The Cloyd Heck Marvin Center at George Washington University was named after him in February 1970. After decades of protests over Marvin’s racist and antisemitic legacy, the building was renamed on June 29, 2021 as "University Student Center" following the recommendation of a committee of students, faculty, staff and alumni.

===Other work===
Marvin was President of the National Parks Association 1933–1935, replacing Wallace Attwood and being replaced by William P. Wharton; John Miles wrote that "The record contains little evidence that President Marvin provided much leadership during his tenure".

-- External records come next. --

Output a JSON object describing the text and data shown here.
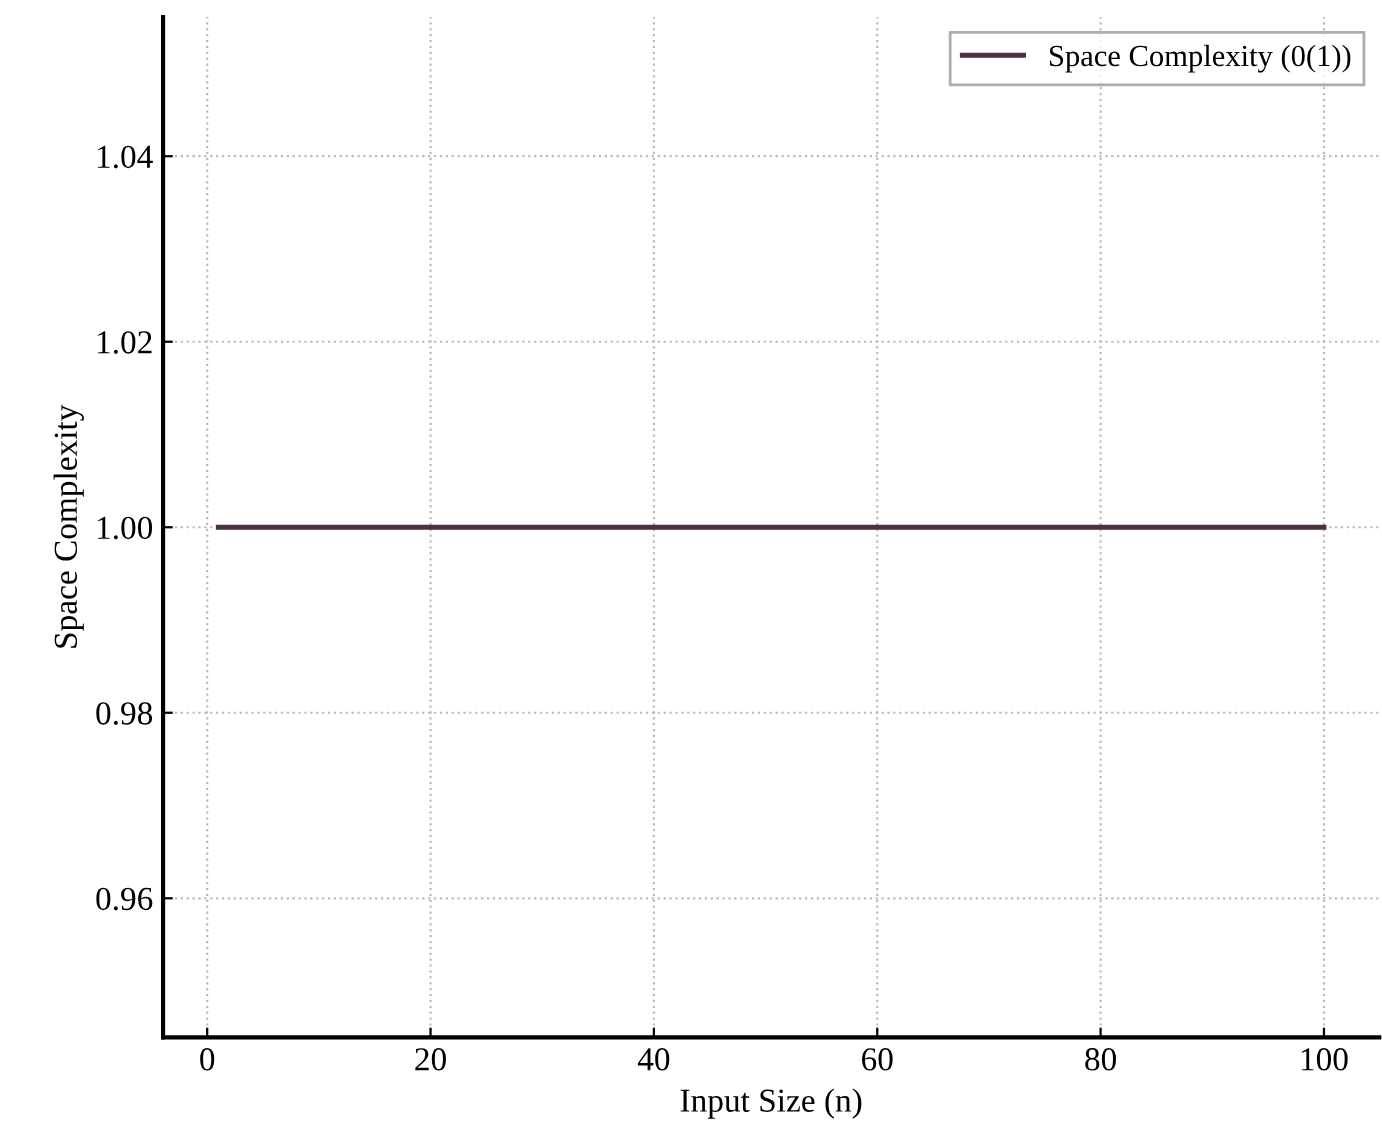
{
  "chart_data": {
    "type": "line",
    "xlabel": "Input Size (n)",
    "ylabel": "Space Complexity",
    "x": [
      1,
      100
    ],
    "series": [
      {
        "name": "Space Complexity (0(1))",
        "color": "#4b2f42",
        "values": [
          1.0,
          1.0
        ]
      }
    ],
    "xlim": [
      -3.95,
      104.95
    ],
    "xticks": [
      0,
      20,
      40,
      60,
      80,
      100
    ],
    "ylim": [
      0.945,
      1.055
    ],
    "yticks": [
      {
        "value": 0.96,
        "label": "0.96"
      },
      {
        "value": 0.98,
        "label": "0.98"
      },
      {
        "value": 1.0,
        "label": "1.00"
      },
      {
        "value": 1.02,
        "label": "1.02"
      },
      {
        "value": 1.04,
        "label": "1.04"
      }
    ],
    "grid": true,
    "legend": "top right",
    "line_style": "solid",
    "marker": "none"
  }
}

Marvin was deputy director for research and development in the War Department from September 18, 1946 to August 31, 1947, serving under Major General Henry Aurand, and he was then a Special Advisor to the Secretary of War, September 1947-9. He received the Department of the Army's Award for Exceptional Achievement for this service.

==Personal life==
Marvin was born in Findlay, Ohio. His parents were Ezekiel Cloyd Marvin, a businessman, and Ida Gertrude Heck.

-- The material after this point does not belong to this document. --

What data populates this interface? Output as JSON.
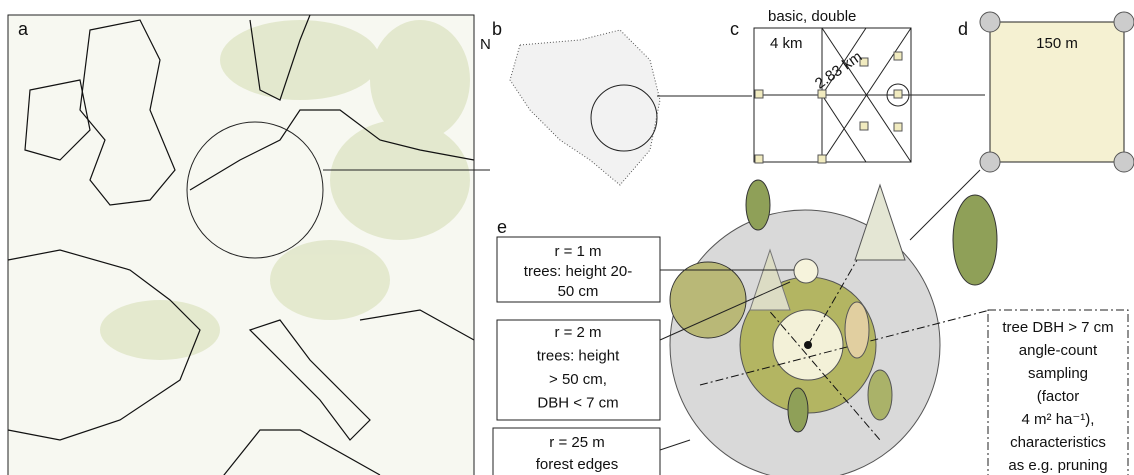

He initiated into a Masonic lodge in Portland Oregon in 1918. He became a Knight Commander in the Scottish Rite, Southern Jurisdiction, in 1931. He was a Republican. He was a member of the American Legion.

After Marvin died in 1969, his widow Dorothy Ellen Betts, whom he had married in July 1917, donated $1 million (the result of her investing $20,000 over 13 years) in 1971 for the Cloyd Heck Marvin Student Center and theater. His son Cloyd, a mathematician at Johns Hopkins University, died in June 2011.